L'histoire se poursuit avec la division de l'Empire romain, plaçant Chypre dans l'orbite de Byzance. Cette ère a cimenté le caractère hellénistico-chrétien de l'île, centré sur l'Église autocéphale de Chypre, une institution destinée à jouer un rôle central dans l'identité et la politique chypriotes pendant des siècles. Nous examinerons la période difficile du condominium arabo-byzantin, un arrangement unique où l'île était partagée, quoique souvent conflictuellement, entre les puissances rivales pendant trois siècles. La restauration subséquente de la pleine domination byzantine fut suivie de révoltes internes et, finalement, de l'arrivée dramatique de la Troisième Croisade, lorsque Richard Cœur de Lion d'Angleterre conquit l'île, mettant fin à des siècles de contrôle byzantin.

Cela a inauguré une phase médiévale distincte, commençant par la vente de l'île aux Templiers, puis, plus durablement, à la dynastie française des Lusignan. Les Lusignan établirent un royaume croisé, transformant Chypre en une société féodale avec une aristocratie francophone régnant sur une population majoritairement grecque orthodoxe. Nicosa s'épanouit comme capitale gothique, et des villes côtières comme Famagouste devinrent des pôles vitaux pour le commerce Est-Ouest, surtout après la chute des États croisés sur le continent. L'ère lusignane, bien que marquée par des luttes de pouvoir internes et une vassalité éventuelle aux Mamelouks d'Égypte, fut une période d'échanges culturels et d'activité économique significatifs.

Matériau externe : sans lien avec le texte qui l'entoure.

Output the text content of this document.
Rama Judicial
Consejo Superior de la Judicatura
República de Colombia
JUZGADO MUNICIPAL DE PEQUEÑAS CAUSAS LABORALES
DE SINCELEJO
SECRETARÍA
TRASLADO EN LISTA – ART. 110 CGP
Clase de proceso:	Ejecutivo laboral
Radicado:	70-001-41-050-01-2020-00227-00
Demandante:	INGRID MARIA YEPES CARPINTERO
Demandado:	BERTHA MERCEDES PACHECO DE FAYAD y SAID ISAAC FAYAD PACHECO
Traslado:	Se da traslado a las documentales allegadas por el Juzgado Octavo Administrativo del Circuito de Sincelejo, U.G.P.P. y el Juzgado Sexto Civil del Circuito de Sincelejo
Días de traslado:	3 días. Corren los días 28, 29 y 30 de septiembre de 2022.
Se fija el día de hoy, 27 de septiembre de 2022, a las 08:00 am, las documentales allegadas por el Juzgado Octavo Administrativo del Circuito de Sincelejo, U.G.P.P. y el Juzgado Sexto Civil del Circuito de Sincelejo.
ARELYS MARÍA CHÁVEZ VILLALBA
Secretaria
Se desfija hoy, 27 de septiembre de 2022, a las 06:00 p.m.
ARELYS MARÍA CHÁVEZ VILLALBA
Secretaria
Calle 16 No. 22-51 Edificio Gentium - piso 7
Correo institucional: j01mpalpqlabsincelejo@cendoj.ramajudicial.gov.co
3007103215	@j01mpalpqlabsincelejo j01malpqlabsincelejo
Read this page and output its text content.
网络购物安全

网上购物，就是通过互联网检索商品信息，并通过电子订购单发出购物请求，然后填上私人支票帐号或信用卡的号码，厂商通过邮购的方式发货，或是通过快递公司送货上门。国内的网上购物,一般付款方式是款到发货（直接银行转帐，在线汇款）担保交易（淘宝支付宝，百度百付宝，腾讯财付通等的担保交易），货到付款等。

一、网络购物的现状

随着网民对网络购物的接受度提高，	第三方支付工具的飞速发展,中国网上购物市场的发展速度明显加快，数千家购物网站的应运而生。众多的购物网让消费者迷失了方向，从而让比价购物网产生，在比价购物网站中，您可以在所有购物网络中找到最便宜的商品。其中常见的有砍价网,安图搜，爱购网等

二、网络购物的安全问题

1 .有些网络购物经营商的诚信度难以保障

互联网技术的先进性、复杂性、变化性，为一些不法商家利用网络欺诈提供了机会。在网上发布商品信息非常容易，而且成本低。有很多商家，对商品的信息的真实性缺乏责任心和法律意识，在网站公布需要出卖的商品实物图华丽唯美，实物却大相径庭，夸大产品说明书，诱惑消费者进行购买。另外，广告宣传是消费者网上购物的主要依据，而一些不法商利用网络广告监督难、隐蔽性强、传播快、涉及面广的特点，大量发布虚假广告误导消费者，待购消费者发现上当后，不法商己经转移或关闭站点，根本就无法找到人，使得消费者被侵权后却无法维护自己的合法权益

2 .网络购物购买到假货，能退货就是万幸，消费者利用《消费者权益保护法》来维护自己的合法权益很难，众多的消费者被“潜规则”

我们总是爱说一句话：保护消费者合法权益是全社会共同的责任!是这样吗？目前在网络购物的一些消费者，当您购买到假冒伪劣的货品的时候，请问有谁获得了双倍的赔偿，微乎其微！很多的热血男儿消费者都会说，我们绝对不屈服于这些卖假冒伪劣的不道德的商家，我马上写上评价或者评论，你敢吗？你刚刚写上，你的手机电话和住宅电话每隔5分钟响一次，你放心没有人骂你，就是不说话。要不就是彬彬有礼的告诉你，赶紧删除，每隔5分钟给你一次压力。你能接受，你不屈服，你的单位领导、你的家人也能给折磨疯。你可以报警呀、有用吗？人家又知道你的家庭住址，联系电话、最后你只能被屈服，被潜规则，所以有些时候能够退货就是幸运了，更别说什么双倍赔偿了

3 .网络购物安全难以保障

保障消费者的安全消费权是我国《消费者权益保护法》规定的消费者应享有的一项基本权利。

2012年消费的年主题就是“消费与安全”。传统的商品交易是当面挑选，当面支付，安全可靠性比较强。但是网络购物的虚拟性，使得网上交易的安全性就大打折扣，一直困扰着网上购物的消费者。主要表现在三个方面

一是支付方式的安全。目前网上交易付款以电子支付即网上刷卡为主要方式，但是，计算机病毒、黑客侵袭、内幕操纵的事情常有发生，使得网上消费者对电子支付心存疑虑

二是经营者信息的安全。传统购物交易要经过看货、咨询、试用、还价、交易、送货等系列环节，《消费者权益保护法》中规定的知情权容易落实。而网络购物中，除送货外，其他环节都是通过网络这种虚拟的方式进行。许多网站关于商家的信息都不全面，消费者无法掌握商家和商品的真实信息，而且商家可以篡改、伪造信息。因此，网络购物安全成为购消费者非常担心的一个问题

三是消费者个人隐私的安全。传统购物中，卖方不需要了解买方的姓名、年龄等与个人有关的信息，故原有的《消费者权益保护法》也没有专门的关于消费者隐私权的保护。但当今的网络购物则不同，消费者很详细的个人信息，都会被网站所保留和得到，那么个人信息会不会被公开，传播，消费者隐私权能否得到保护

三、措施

Le déclin des Lusignan a ouvert la voie à la République de Venise pour prendre le contrôle en 1489. Reconnaissant l'importance stratégique de l'île comme avant-poste contre l'Empire ottoman naissant, les Vénitiens fortifièrent massivement Nicosa et Famagouste. Leur domination fut toutefois relativement brève, se terminant dramatiquement avec la conquête ottomane de 1570-71. L'arrivée des Ottomans apporta de profonds changements démographiques et sociaux, notamment l'installation de soldats et de civils turcs, l'établissement d'une communauté musulmane significative aux côtés de la population grecque orthodoxe, et la mise en place du système des millets, qui accordait une autonomie religieuse mais plaçait l'archevêque de Chypre comme chef reconnu de la communauté chypriote grecque.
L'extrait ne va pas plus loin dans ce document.